Background technology
Cerium oxide, as the key component of hydrogen-storing material in three-way catalyst, plays the main oxygen effect of storing.But the cerium oxide of one-component is just easy sintering at 850 ℃, causes specific area sharply to decline, and pore passage structure caves in, and stores oxygen degradation.There are some researches show that cerium oxide and zirconia form after solid solution, along with zirconium atom enters the lattice of cerium oxide, stored oxygen ability and high-temperature behavior and all obtained larger lifting, but still can not meet the environmental requirement of increasingly stringent.
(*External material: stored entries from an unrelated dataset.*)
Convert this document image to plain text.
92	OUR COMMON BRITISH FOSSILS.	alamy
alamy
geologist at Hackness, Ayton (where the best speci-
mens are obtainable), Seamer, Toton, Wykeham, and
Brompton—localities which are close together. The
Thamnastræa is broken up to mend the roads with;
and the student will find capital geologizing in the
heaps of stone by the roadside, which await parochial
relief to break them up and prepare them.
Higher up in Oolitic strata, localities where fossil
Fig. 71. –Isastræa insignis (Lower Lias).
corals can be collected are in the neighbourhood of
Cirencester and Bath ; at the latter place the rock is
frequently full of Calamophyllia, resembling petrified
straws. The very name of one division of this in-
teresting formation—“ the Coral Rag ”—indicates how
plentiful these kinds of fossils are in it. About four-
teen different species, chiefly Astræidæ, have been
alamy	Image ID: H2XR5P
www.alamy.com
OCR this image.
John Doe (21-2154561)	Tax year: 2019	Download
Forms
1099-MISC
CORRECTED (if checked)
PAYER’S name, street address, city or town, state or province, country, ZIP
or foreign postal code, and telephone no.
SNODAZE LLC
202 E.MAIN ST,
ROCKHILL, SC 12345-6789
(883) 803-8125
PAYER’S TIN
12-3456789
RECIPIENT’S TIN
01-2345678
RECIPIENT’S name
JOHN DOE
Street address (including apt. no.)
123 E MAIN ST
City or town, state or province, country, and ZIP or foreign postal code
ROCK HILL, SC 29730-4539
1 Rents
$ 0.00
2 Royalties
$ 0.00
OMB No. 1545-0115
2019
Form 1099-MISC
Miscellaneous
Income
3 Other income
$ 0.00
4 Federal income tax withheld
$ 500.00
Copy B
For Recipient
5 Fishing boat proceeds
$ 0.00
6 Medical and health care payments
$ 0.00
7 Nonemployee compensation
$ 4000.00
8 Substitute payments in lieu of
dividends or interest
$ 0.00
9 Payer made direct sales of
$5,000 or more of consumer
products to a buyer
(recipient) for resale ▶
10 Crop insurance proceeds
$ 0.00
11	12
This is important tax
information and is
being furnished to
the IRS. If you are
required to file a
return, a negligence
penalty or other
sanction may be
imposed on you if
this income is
Up-to-date disclosed result of study shows to introduce γ-Al in cerium zirconium sosoloid
2o
3, can further promote the high-temperature stability of hydrogen-storing material and store oxygen performance.γ-Al
2o
3the agglomeration that can suppress cerium zirconium sosoloid particle, cerium zirconium sosoloid can improve γ-Al to a certain extent
2o
3to α-Al
2o
3phase transition temperature, both interact, and jointly promote.For example, Chinese patent CN1695798A discloses a kind of preparation method of Ce-Zr-Al based oxygen stored material, but needs to add stabilizing agent in its preparation process, and preparation method is complicated, to having relatively high expectations of equipment.Chinese patent CN101112683A discloses the preparation method that one-step method is prepared cerium zirconium aluminum composite oxides, before precipitation, added surfactant, filter cake adopts is roasting after traditional oven dry, and the specific area of product is lower, and high-temperature aging resisting performance still has problems.
Summary of the invention
The object of this invention is to provide a kind of cerium zirconium aluminum composite oxides hydrogen-storing material and preparation method thereof, the defect existing to overcome prior art.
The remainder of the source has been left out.